The FCC hopes to come to a decision about the micro radio proposal later this year. The NAB and the state broadcasting associations have begun a concentrated lobbying effort to stop it--although there have been some defectors from the fold. On March 3, Radio World shocked its readers by editorializing on behalf of the Kennard plan. "Some broadcast supporters," it wrote, "including friends of the NAB on Capitol Hill, argue that new competition will damage the economic prospects of license-holders. Indeed it could, if existing stations don't serve their audiences well. But it's not the job of Congress to protect the economic interests of a certain group of existing broadcasters."
Even as Tauzin pushes Congress to stop the smallest steps toward opening the airwaves, other congressmen--Democrats, mostly--have supported Kennard's proposal. David Bonior (D-Mich.) and 27 other representatives recently sent the FCC a letter endorsing a micro radio service. Several city councils have passed pro-micro-radio resolutions, from towns as small as Salida, Colorado, to cities as big as Detroit. The Michigan legislature, too, has issued a call to start licensing low-power stations.
Perhaps the FCC will listen to these voices. If it doesn't, of course, the unlicensed stations will persist. And no matter what, the DARS broadcasters will soon be active, radically changing the economic face of radio.

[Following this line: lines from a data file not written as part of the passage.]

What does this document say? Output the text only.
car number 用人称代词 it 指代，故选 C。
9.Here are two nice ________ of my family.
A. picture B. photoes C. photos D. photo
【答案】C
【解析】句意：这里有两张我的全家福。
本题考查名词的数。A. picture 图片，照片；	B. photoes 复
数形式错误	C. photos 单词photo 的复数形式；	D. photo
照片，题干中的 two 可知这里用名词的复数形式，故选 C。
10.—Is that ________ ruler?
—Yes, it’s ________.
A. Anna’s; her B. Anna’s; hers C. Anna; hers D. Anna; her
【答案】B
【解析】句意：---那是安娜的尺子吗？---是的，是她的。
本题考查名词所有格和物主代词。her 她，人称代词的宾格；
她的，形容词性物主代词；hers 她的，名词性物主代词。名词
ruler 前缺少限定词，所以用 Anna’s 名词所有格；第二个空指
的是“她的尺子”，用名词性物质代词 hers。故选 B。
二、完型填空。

"By adopting a licensed, advertiser-supported, limited-channel broadcasting system," the social theorist Ithiel de Sola Pool wrote in his 1983 book Technologies of Freedom, "America has penalized itself for half a century. It has undermined its tradition of free communication, and it has limited broadcasting to mass provision of the few most popular formats of entertainment." We may be--just maybe--on the edge of something better.